A clean image, excellent oratorical skills, clarity of thought and the Badal surname, Manpreet Singh Badal (53) had everything going for him when he took a big gamble in October 2010. The strapping four-time MLA, who was the finance minister in the Parkash Singh Badal government, broke away from the Badal family following differences over governance issues. He floated his People’s Party of Punjab (PPP) with the promise to be a ‘third force’ in the bipartisan state politics. Positioning himself as an alternative to the Akalis and the Congress, Manpreet raised the hopes of those dejected with the two parties. But the gambit didn’t work in the assembly polls, reducing his party to virtually a nonentity. HT looks at five reasons why the PPP, allotted the ‘kite’ as the poll symbol, failed to soar.
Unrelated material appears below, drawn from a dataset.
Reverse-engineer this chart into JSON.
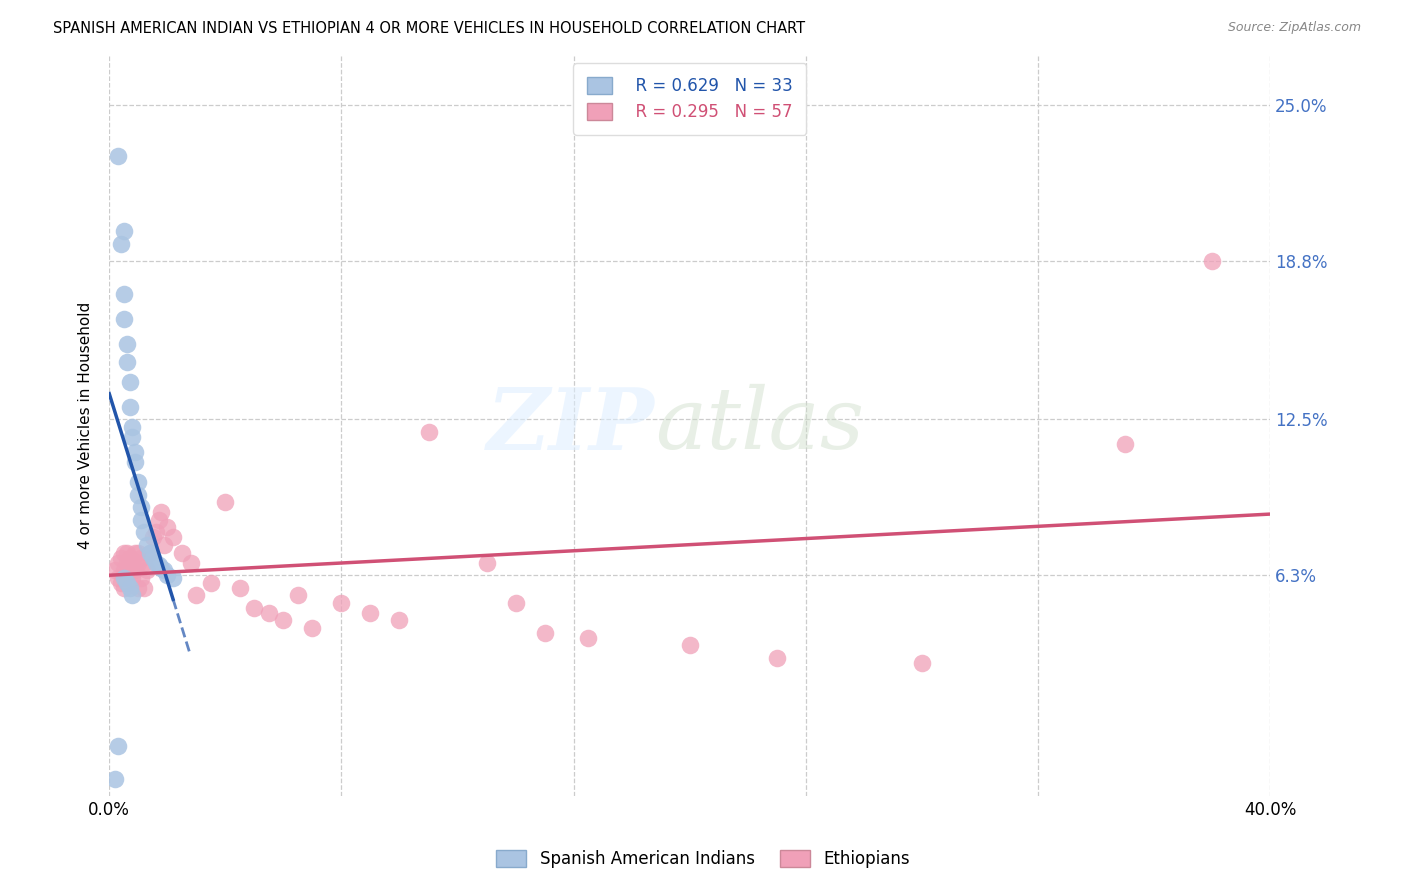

Manpreet not only could not emerge as the rallying point for detractors of the ruling Badals but he also failed to establish an organisational set-up of his party. He remained the only face and voice of the PPP. Though charismatic, the former minister needed a team to take on the well-organised Akalis and connect with the masses.
Frittered away goodwill
He resigned from the Badal government over financial mismanagement, debt and misgovernance, but was not able to rouse the public over these issues. Getting caught in financial jargon, the PPP chief failed to tap into anti-incumbency against the Akalis, frittering away goodwill he had earned. The Congress and the AAP are targeting the SAD on the same issues.
Failure to retain team
A loner, the PPP chief was unable to retain the confidence of comrades such as ex-MLAs Jagbir Singh Brar and Harnek Singh Gharuan, former deputy speaker Bir Devinder Singh, comedian-turned-politician Bhagwant Mann (now AAP MP from Sangrur) and Kushaldeep Dhillon. They left him one by one, dubbing him as a “complex personality with an egoistic approach”.
Burden of Badal surname
Manpreet had parted with the Badals on a bitter note, but he could not escape the political burden of being a member of the Badal clan. Father Gurdas Badal’s closeness to elder brother Parkash Singh Badal remained the talking point in villages across Malwa and the rivals also cashed in on it. No wonder, he now calls it his biggest hindrance.
Gave up on PPP quickly
If he was looking for quick gains in the 2012 assembly polls after quitting the SAD just 18 months ago, he was daydreaming. It’s not easy to break the hegemony of established parties without an organisational set-up. Manpreet gave up on the PPP after contesting only the assembly polls. He fought the 2014 Lok Sabha elections on the Congress symbol, losing to Harsimrat Kaur Badal from Bathinda.